We also utilised KILNFI's COSMOS-based monitoring tool to monitor detection of jails.
https://github.com/kilnfi/cosmos-validator-watcher
After bArtio Phase Issue
After bArtio, BeraChain changed the architecture of the node by creating beaconkit (https://github.com/berachain/beacon-kit) with EVM as the execution layer and Cosmos tendermint as the consensus layer.
While beaconkit supports multiple Ether clients, we used geth for stability.
Recently, RETH has been used a lot because it has better transaction processing performance, but when we ran the two clients on Berachain, there was no significant difference performance in transaction processing.
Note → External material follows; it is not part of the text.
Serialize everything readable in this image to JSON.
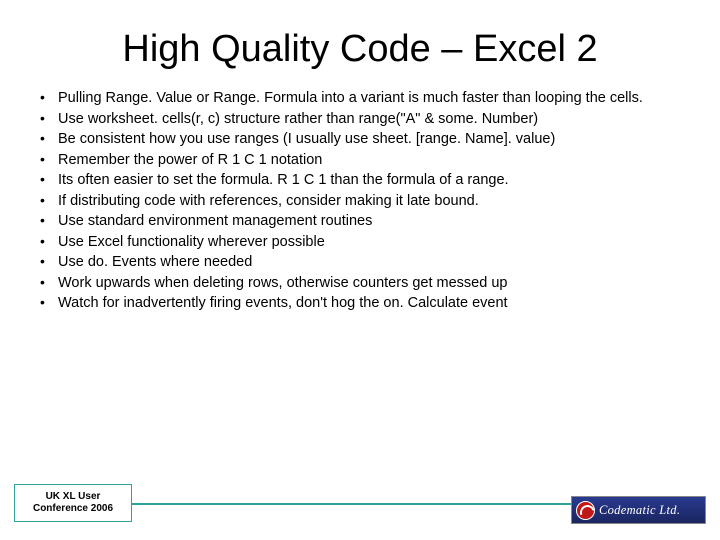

In RETH, we experienced peer connection issues when participating as a genesis validator.
Also, storage capacity geth takes up less, about half as much (based on snap sync).
However, in the case of geth, we recommend increasing the rpc-timeout value to 2s in app.toml because the sync up issue occurs at the CL. EL cannot occasionally keep up with the speed of creating CL blocks.
And if you plan to expose RPC to public, we recommend RETH, which is better at handling large TXs.
For geth monitoring grafana dashboard, we used this https://grafana.com/grafana/dashboards/15750-geth-server/
(Don`t forget --metrics option when running geth client)
Another useful tool for participating in genesis for cosmos family blockchain is tmtop (https://github.com/QuokkaStake/tmtop), which allows you to efficiently monitor the consensus layer in real-time.
Early on in your Genesis participation, it's very important to check if you're not able to join the consensus layer, so if you notice any issues with the state of your prevotes and precommits, you should have to check your node problems.
Other Point Note: POL Ecosystem
POL is a reward ecosystem system that is unique to Berachain.
How a Validator chooses to structure their rewards has a significant impact on their incentives.
Understanding the POL system is crucial for Validator operational revenue and collaboration with other DeFi companies.
For more information, you can check out this article: https://docs.berachain.com/learn/pol/#pol-lifecycle
This research article https://research.despread.io/report-berachain-eco/ will also help you understand the POL ecosystem.
For a long-term validator operation, it will be key to gather BGTs, gather governance power, and how to structure rewards.
It's also important to remember that BGT has nothing to do with the block voting power of a validator, and that to increase voting power, you need to increase the amount of Bera staking.
Conclusion
While participating in the Berachain validator, We`ve ran a COSMOS + EVM modular node and experience various issues that can be encountered with COSMOS and EVM. I hope that my experience can be a good reference for running a Validator node with a similar architecture.